Where to Position Yourself

If your job is primarily moving information between systems or people, start building skills in judgment, creativity, or human connection.

If your job already involves those things, learn to use AI to handle the information-moving parts. You'll become dramatically more productive.

The worst position is denial. Assuming your industry is special, your role is protected, your skills are irreplaceable. They might be. But betting on it is risky.

The Opportunity

Every technological shift creates winners and losers.
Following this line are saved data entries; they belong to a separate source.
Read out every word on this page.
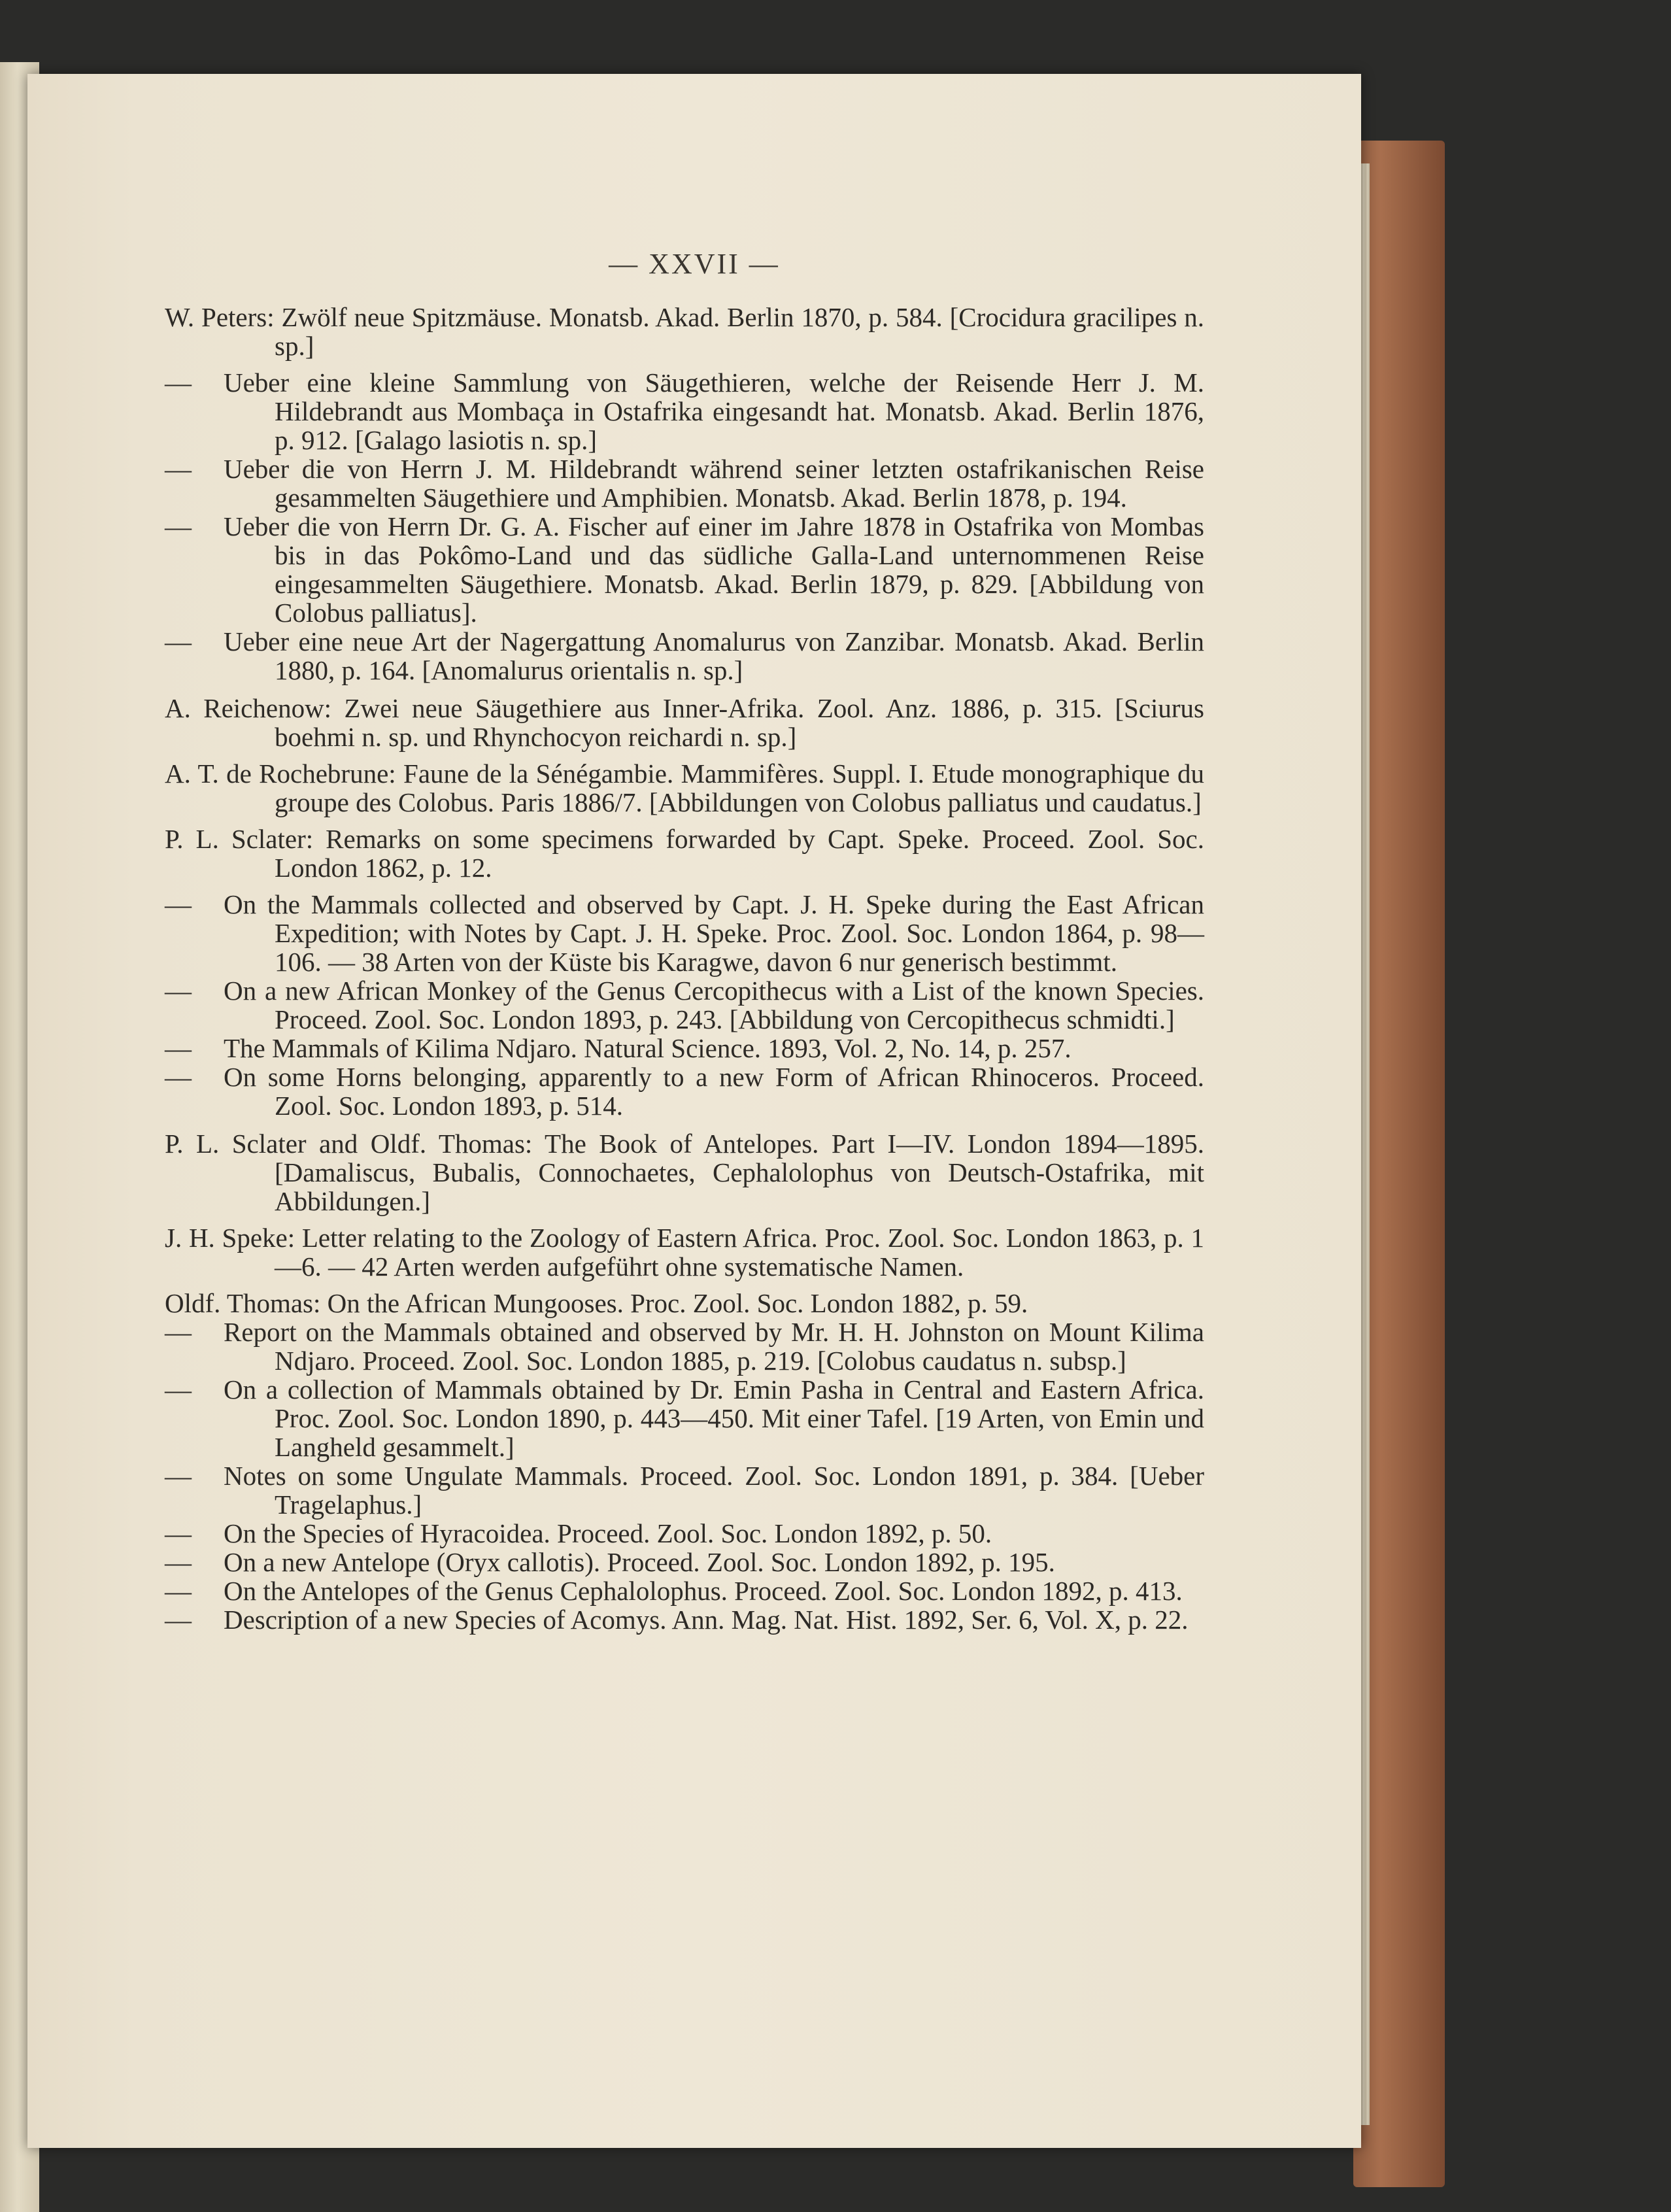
— XXVII —

W. Peters: Zwölf neue Spitzmäuse. Monatsb. Akad. Berlin 1870, p. 584. [Crocidura gracilipes n. sp.]

— Ueber eine kleine Sammlung von Säugethieren, welche der Reisende Herr J. M. Hildebrandt aus Mombaça in Ostafrika eingesandt hat. Monatsb. Akad. Berlin 1876, p. 912. [Galago lasiotis n. sp.]

— Ueber die von Herrn J. M. Hildebrandt während seiner letzten ostafrikanischen Reise gesammelten Säugethiere und Amphibien. Monatsb. Akad. Berlin 1878, p. 194.

— Ueber die von Herrn Dr. G. A. Fischer auf einer im Jahre 1878 in Ostafrika von Mombas bis in das Pokômo-Land und das südliche Galla-Land unternommenen Reise eingesammelten Säugethiere. Monatsb. Akad. Berlin 1879, p. 829. [Abbildung von Colobus palliatus].

— Ueber eine neue Art der Nagergattung Anomalurus von Zanzibar. Monatsb. Akad. Berlin 1880, p. 164. [Anomalurus orientalis n. sp.]

A. Reichenow: Zwei neue Säugethiere aus Inner-Afrika. Zool. Anz. 1886, p. 315. [Sciurus boehmi n. sp. und Rhynchocyon reichardi n. sp.]

A. T. de Rochebrune: Faune de la Sénégambie. Mammifères. Suppl. I. Etude monographique du groupe des Colobus. Paris 1886/7. [Abbildungen von Colobus palliatus und caudatus.]

P. L. Sclater: Remarks on some specimens forwarded by Capt. Speke. Proceed. Zool. Soc. London 1862, p. 12.

— On the Mammals collected and observed by Capt. J. H. Speke during the East African Expedition; with Notes by Capt. J. H. Speke. Proc. Zool. Soc. London 1864, p. 98—106. — 38 Arten von der Küste bis Karagwe, davon 6 nur generisch bestimmt.

— On a new African Monkey of the Genus Cercopithecus with a List of the known Species. Proceed. Zool. Soc. London 1893, p. 243. [Abbildung von Cercopithecus schmidti.]

— The Mammals of Kilima Ndjaro. Natural Science. 1893, Vol. 2, No. 14, p. 257.

— On some Horns belonging, apparently to a new Form of African Rhinoceros. Proceed. Zool. Soc. London 1893, p. 514.

P. L. Sclater and Oldf. Thomas: The Book of Antelopes. Part I—IV. London 1894—1895. [Damaliscus, Bubalis, Connochaetes, Cephalolophus von Deutsch-Ostafrika, mit Abbildungen.]

J. H. Speke: Letter relating to the Zoology of Eastern Africa. Proc. Zool. Soc. London 1863, p. 1—6. — 42 Arten werden aufgeführt ohne systematische Namen.

Oldf. Thomas: On the African Mungooses. Proc. Zool. Soc. London 1882, p. 59.

— Report on the Mammals obtained and observed by Mr. H. H. Johnston on Mount Kilima Ndjaro. Proceed. Zool. Soc. London 1885, p. 219. [Colobus caudatus n. subsp.]

— On a collection of Mammals obtained by Dr. Emin Pasha in Central and Eastern Africa. Proc. Zool. Soc. London 1890, p. 443—450. Mit einer Tafel. [19 Arten, von Emin und Langheld gesammelt.]

— Notes on some Ungulate Mammals. Proceed. Zool. Soc. London 1891, p. 384. [Ueber Tragelaphus.]

— On the Species of Hyracoidea. Proceed. Zool. Soc. London 1892, p. 50.

— On a new Antelope (Oryx callotis). Proceed. Zool. Soc. London 1892, p. 195.

— On the Antelopes of the Genus Cephalolophus. Proceed. Zool. Soc. London 1892, p. 413.

— Description of a new Species of Acomys. Ann. Mag. Nat. Hist. 1892, Ser. 6, Vol. X, p. 22.
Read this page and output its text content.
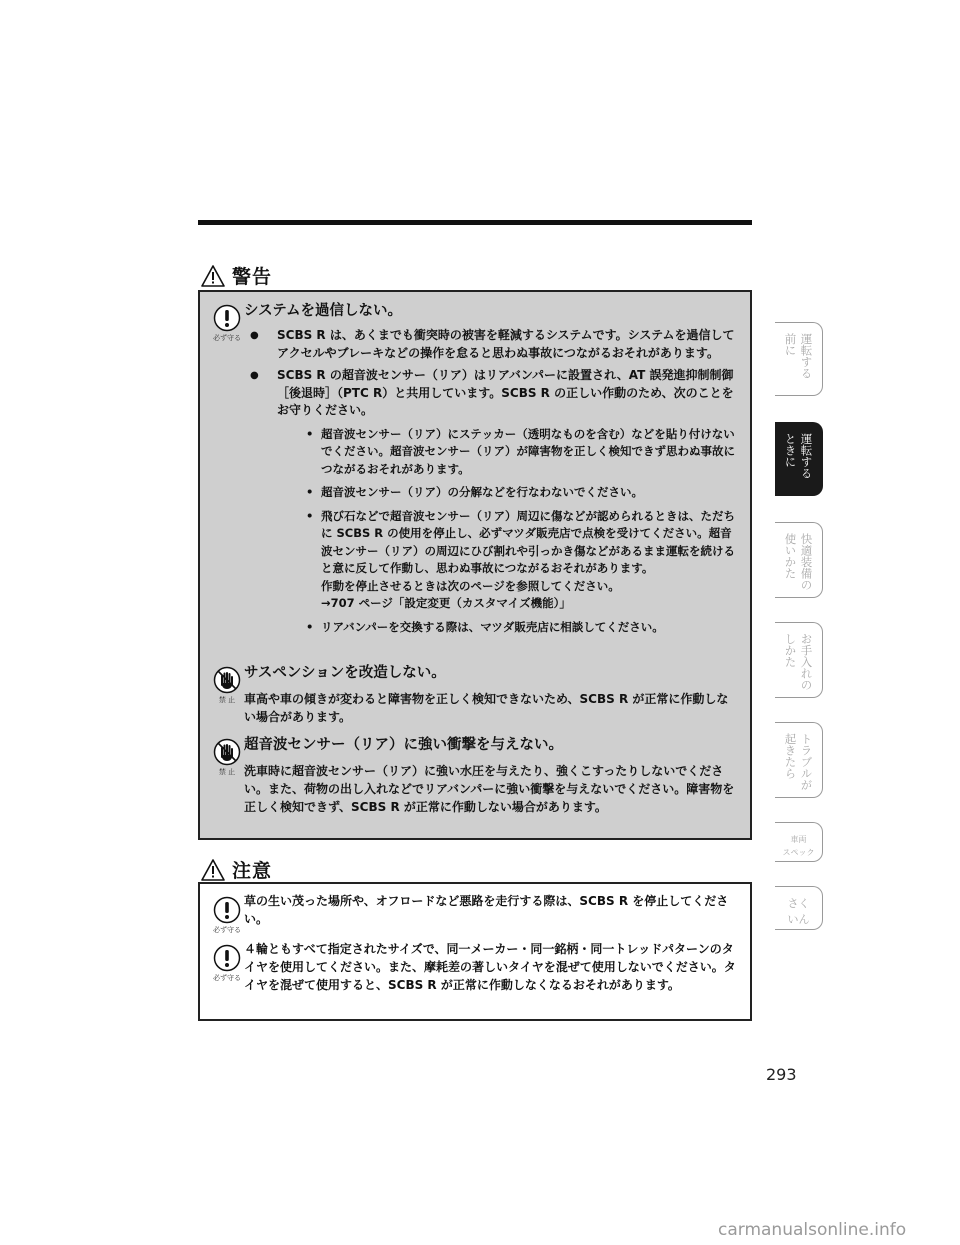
警告
必ず守る
システムを過信しない。
● SCBS R は、あくまでも衝突時の被害を軽減するシステムです。システムを過信してアクセルやブレーキなどの操作を怠ると思わぬ事故につながるおそれがあります。
● SCBS R の超音波センサー（リア）はリアバンパーに設置され、AT 誤発進抑制制御［後退時］（PTC R）と共用しています。SCBS R の正しい作動のため、次のことをお守りください。
• 超音波センサー（リア）にステッカー（透明なものを含む）などを貼り付けないでください。超音波センサー（リア）が障害物を正しく検知できず思わぬ事故につながるおそれがあります。
• 超音波センサー（リア）の分解などを行なわないでください。
• 飛び石などで超音波センサー（リア）周辺に傷などが認められるときは、ただちに SCBS R の使用を停止し、必ずマツダ販売店で点検を受けてください。超音波センサー（リア）の周辺にひび割れや引っかき傷などがあるまま運転を続けると意に反して作動し、思わぬ事故につながるおそれがあります。
作動を停止させるときは次のページを参照してください。
→707 ページ「設定変更（カスタマイズ機能）」
• リアバンパーを交換する際は、マツダ販売店に相談してください。
禁 止
サスペンションを改造しない。
車高や車の傾きが変わると障害物を正しく検知できないため、SCBS R が正常に作動しない場合があります。
禁 止
超音波センサー（リア）に強い衝撃を与えない。
洗車時に超音波センサー（リア）に強い水圧を与えたり、強くこすったりしないでください。また、荷物の出し入れなどでリアバンパーに強い衝撃を与えないでください。障害物を正しく検知できず、SCBS R が正常に作動しない場合があります。
注意
必ず守る
草の生い茂った場所や、オフロードなど悪路を走行する際は、SCBS R を停止してください。
必ず守る
４輪ともすべて指定されたサイズで、同一メーカー・同一銘柄・同一トレッドパターンのタイヤを使用してください。また、摩耗差の著しいタイヤを混ぜて使用しないでください。タイヤを混ぜて使用すると、SCBS R が正常に作動しなくなるおそれがあります。
運転する
前に
運転する
ときに
快適装備の
使いかた
お手入れの
しかた
トラブルが
起きたら
車両
スペック
さく
いん
293
carmanualsonline.info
The winners are usually those who adopt early, experiment freely, and find novel applications.

I've been using AI tools since they were barely functional. Most of my experiments failed. But the ones that worked changed how I operate entirely.

The same opportunity is available to everyone. The tools are accessible. The learning resources are free. The barrier is purely psychological - willingness to feel stupid while learning something new.

My Prediction

In five years, "I don't use AI in my work" will sound like "I don't use email" did in 2005. Not wrong, exactly. Just increasingly hard to justify.

The question isn't whether AI will change your work. It's whether you'll be the one directing that change or the one being changed.


What parts of your work are information shuffling? What parts are irreducibly human?